The U.S. dollar added to its recent winning streak, strengthening against rivals across
the board, despite the chance of the renewed partial government shutdown looming in the
background. The ICE U.S. Dollar Index rose 0.5% at 97.084, a level not seen since December, extending a strong updraft last week that helped the gauge to mark its best weekly percentage jump, up 1.1%, since August. Among major currency pairs, the greenback was strongest against the Japanese yen , climbing 0.6% to Yen110.41, its best level since late December. Japanese markets were closed for the National Foundation Day holiday on Monday. This limited liquidity during Asian market hours and hurt the Swiss franc, which fell prey to a mini ‘flash-crash’. The franc since recovered some, while the greenback remained stronger. One dollar last bought 1.0042 francs, compared with 0.9986 francs late Friday in New York. The dollar’s main rival, the euro was slightly weaker at $1.1273, down from $1.1326 late Friday. The British pound was also notably weaker against its U.S. rival, after many economic data further highlighted weakness in the U.K. economy. Gross domestic product for the final quarter of 2018 fell to 1.3% year-over-year, undercutting expectations. Quarter-on-quarter, GDP growth slowed to 0.2%, also lower than expected. Business investments were down in the fourth quarter, and construction output and industrial production fell in December. The only data points that outperformed expectations were preliminary fourth-quarter reads of imports and exports. The pound fell to $1.2859, down from $1.2942 late Friday in New York.

European Markets

The Stoxx Europe 600 rose 0.85%, or 3.05 points to 361.12 as dealers shrug off a lackluster start to the week’s trading in New York.

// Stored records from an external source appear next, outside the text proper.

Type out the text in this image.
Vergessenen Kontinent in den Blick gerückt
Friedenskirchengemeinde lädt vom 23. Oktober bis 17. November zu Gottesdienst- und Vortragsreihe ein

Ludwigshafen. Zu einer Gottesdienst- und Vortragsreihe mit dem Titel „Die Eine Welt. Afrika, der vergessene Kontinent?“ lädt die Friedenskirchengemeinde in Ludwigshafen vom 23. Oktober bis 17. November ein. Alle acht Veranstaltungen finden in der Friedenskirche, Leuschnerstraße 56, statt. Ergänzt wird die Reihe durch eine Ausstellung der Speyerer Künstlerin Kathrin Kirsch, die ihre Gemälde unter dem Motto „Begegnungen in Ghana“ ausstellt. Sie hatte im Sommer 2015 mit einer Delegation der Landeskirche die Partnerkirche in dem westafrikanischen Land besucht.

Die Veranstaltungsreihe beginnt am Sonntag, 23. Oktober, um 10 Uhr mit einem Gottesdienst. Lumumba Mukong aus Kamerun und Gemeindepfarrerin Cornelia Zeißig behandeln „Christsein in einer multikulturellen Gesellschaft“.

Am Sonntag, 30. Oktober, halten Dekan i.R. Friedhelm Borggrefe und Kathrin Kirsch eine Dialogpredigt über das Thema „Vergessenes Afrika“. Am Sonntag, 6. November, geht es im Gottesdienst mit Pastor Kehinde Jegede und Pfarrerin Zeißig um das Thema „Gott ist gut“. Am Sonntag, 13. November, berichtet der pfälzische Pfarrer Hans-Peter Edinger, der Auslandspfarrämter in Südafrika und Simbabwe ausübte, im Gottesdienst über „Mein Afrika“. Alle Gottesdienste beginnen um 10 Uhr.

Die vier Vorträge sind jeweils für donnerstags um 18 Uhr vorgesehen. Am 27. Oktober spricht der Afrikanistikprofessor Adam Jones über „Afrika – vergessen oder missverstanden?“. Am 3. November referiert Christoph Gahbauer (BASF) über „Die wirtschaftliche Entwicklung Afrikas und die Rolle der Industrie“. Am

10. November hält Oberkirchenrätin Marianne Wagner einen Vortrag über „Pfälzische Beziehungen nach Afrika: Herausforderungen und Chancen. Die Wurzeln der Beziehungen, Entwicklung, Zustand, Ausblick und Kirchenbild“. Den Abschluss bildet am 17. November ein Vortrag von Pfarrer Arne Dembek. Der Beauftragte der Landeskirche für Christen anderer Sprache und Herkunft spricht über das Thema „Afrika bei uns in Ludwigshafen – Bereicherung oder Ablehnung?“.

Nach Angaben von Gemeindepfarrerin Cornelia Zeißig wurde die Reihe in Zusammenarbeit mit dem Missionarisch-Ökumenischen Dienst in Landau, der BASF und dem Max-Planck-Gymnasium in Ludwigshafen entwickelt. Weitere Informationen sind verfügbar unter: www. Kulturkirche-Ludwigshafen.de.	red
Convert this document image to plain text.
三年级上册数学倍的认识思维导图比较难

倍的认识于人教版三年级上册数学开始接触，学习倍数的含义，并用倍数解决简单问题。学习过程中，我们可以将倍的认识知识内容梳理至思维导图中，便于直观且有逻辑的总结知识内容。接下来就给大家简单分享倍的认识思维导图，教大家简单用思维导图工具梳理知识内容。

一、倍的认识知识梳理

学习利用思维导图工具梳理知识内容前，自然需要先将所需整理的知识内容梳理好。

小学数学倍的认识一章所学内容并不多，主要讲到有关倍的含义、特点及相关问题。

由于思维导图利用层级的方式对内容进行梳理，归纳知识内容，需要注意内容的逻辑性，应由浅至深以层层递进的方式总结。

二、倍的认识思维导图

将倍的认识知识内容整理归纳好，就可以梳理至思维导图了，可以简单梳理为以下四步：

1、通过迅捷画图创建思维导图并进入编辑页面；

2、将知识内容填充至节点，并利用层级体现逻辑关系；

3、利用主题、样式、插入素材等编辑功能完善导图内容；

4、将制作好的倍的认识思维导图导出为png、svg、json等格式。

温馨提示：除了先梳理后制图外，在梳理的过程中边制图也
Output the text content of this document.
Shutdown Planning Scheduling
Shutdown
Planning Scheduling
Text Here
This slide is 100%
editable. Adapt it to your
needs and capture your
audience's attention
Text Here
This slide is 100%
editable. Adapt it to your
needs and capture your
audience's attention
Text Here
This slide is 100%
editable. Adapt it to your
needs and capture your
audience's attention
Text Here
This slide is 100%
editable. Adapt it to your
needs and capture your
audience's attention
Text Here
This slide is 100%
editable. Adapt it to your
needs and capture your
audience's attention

Germany’s DAX and France’s CAC-40 both gained about 1%. “A slow start to the U.S. session threatens to undermine the gains seen in Europe, but with trade concerns now front and center once again, it’s not surprising to see Wall Street struggling to build up a decent head of steam,” said IG’s Chris Beauchamp. Italian banks advanced after reducing bad loans by 30% year-on-year in the fourth quarter, according to Citigroup. Banco BPM was the top pan-European riser, gaining 7%.

Asian Markets

Chinese stocks were expected to be the focal point after the country’s markets were
dark last week for the Lunar New Year holiday. They didn’t disappoint as small caps
repeated the big gains seen on Feb. 1, the last day of trading before today, climbing
upwards of 4%. Larger-stock indexes on the mainland rose more than 1% while benchmarks in Hong Kong and Taiwan (which hadn’t seen trading since Jan. 30) were up more than 0.5%. But Southeast Asia has been a soft spot throughout today’s action, which broadly lacked a clear direction or trading catalyst. And India’s Sensex is off 0.5%. Action has been listless for U.S. futures, with those for the S&P 500 essentially flat. The Shanghai Composite jumped 1.4% to a two-month high, while Japan’s Nikkei Stock Average was shut for a holiday and Hong Kong’s Hang Seng rose 0.6%.